A two-day conference will honor the work of University of Oregon Department of Geography Professor Alec Murphy and will discuss the changing significance of territory and the rise of right-wing populism in response to the changing state of borders.
The geography conference, titled “Rethinking Territory: Global Shifts, Local Dynamics,” is co-sponsored by the College of Arts and Sciences and the Global Justice Program, and it will feature academic scholars from around the world. The event is Saturday, June 3, and Sunday, June 4.
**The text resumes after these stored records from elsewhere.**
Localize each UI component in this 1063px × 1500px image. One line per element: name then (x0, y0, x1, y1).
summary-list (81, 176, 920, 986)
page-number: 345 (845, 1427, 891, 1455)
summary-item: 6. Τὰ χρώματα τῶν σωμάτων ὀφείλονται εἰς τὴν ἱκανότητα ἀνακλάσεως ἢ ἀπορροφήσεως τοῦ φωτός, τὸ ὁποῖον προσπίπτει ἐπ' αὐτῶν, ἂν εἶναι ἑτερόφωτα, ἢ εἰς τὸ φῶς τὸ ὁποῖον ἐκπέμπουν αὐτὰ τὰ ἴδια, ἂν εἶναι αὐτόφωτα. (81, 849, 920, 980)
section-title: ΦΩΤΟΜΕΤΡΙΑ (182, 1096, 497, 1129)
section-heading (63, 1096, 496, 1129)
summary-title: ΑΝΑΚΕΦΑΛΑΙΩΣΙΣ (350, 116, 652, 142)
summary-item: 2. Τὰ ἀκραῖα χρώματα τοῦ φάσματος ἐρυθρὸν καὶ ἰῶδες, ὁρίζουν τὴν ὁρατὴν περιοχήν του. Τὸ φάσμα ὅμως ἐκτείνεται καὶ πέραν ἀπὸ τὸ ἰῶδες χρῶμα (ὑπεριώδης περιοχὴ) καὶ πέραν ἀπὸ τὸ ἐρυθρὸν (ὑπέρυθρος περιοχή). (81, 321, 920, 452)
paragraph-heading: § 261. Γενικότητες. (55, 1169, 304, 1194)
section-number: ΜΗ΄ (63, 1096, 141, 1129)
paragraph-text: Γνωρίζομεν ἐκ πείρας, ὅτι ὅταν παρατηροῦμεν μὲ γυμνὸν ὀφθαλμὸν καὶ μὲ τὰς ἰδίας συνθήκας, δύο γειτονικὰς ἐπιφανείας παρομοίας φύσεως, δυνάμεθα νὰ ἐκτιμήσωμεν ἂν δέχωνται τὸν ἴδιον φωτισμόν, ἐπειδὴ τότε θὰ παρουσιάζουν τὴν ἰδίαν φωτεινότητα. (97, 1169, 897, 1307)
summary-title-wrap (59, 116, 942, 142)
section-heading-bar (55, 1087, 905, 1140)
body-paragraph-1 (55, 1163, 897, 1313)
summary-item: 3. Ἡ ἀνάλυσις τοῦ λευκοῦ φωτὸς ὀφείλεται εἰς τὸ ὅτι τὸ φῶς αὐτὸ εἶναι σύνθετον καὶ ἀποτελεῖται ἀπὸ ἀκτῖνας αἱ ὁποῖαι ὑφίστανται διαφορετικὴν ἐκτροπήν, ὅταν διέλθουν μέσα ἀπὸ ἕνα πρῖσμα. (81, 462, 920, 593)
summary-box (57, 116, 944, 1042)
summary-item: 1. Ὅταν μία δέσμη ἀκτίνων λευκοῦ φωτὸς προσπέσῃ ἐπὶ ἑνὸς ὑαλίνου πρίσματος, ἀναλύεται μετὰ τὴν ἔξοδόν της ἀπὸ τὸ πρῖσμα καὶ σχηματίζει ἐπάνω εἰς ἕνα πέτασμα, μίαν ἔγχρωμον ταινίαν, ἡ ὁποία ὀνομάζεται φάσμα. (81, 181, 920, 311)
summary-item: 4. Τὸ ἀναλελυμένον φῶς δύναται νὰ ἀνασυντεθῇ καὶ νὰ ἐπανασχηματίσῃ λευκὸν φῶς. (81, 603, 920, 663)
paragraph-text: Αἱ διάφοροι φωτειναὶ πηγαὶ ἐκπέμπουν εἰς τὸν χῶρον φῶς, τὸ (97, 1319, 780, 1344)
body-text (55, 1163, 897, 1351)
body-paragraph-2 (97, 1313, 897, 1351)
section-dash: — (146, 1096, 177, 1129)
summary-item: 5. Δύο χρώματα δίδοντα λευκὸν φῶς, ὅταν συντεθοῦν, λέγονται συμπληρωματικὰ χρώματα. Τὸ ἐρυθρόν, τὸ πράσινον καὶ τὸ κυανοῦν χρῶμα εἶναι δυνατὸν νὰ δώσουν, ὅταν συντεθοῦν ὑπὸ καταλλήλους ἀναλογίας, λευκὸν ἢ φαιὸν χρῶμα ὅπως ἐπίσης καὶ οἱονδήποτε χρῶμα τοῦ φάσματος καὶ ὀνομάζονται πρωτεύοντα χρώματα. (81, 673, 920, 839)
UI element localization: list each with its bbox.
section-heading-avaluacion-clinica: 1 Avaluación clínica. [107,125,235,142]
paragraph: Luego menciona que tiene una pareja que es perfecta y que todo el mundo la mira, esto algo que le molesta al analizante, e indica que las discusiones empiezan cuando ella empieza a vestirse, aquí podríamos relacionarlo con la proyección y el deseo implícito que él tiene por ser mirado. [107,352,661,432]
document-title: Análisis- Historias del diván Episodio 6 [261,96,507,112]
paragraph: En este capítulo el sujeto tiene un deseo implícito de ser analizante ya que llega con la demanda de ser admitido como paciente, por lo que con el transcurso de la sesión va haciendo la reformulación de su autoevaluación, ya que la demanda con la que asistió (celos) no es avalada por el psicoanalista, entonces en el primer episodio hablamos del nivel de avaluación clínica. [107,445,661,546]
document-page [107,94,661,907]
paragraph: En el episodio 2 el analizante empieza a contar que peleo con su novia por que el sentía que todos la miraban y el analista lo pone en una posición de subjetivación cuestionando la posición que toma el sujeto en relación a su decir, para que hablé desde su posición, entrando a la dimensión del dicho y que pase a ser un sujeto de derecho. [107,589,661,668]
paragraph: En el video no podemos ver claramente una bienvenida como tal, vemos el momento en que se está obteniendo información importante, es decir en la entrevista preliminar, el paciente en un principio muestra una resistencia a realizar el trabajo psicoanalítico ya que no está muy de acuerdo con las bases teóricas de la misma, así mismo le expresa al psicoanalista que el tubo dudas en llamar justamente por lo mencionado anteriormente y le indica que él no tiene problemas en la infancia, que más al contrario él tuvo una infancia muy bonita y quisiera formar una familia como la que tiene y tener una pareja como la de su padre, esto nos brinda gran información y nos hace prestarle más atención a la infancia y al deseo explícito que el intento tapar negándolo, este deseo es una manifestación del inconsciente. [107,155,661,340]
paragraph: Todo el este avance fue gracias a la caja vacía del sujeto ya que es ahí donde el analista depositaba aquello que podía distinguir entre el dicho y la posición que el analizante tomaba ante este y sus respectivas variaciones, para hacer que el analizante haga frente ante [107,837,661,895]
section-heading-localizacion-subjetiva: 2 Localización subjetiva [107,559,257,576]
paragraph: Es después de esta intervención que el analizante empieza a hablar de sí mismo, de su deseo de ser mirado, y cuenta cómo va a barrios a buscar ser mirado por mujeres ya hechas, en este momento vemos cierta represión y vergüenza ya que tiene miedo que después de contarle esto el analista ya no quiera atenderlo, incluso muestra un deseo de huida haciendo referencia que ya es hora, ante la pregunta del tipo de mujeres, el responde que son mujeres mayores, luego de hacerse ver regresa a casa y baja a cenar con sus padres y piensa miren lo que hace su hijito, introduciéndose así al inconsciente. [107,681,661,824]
The program coincides with Murphy’s retirement; the 2023-24 academic year will be his last as a professor. Among the academic work he’s completed during his 36-year tenure at the UO is writing about the populist reaction to globalization, which relates to the conference’s theme.
“We’re living through a period of considerable upheavals in the way we’ve traditionally thought about territory and the political map,” Murphy said.
With the increasing presence of the internet, modern technologies and human migration, national borders have less of an impact on keeping global issues at bay. And that’s led to some leaders in countries around the world returning to right-wing, nationalist ideologies.
The 2022 Russian invasion of Ukraine is an example of traditional politics, with a military power exercising its power over a geographic neighbor.
“You know, build more walls, my country ‘über alles,’ the sort of turn toward right-wing populists,” Murphy said.
In 2013, Murphy first wrote about the right-wing reaction to the change of borders, cultures and norms due to the internet and immigration in the peer-reviewed journal Annals of the American Association of Geographers. After spending time researching in countries such as China, Iran, and Russia, he’d observed that nationalist ideas were resurgent.
He revisited that article in 2022, looking at nationalistic responses to the COVID-19 pandemic, and how countries closed borders and mobilized vaccines for nationalist purposes.
The event will feature presentations by geography scholars on issues including borders in Israel and Palestine by Professor David Newman of Ben-Gurion University of the Negev in Israel, white supremacy in US National Historic Landmarks by Professor Laura Pulido of the UO, the trade war between the US and China by Distinguished Professor Henry Yeung of the National University of Singapore — and more.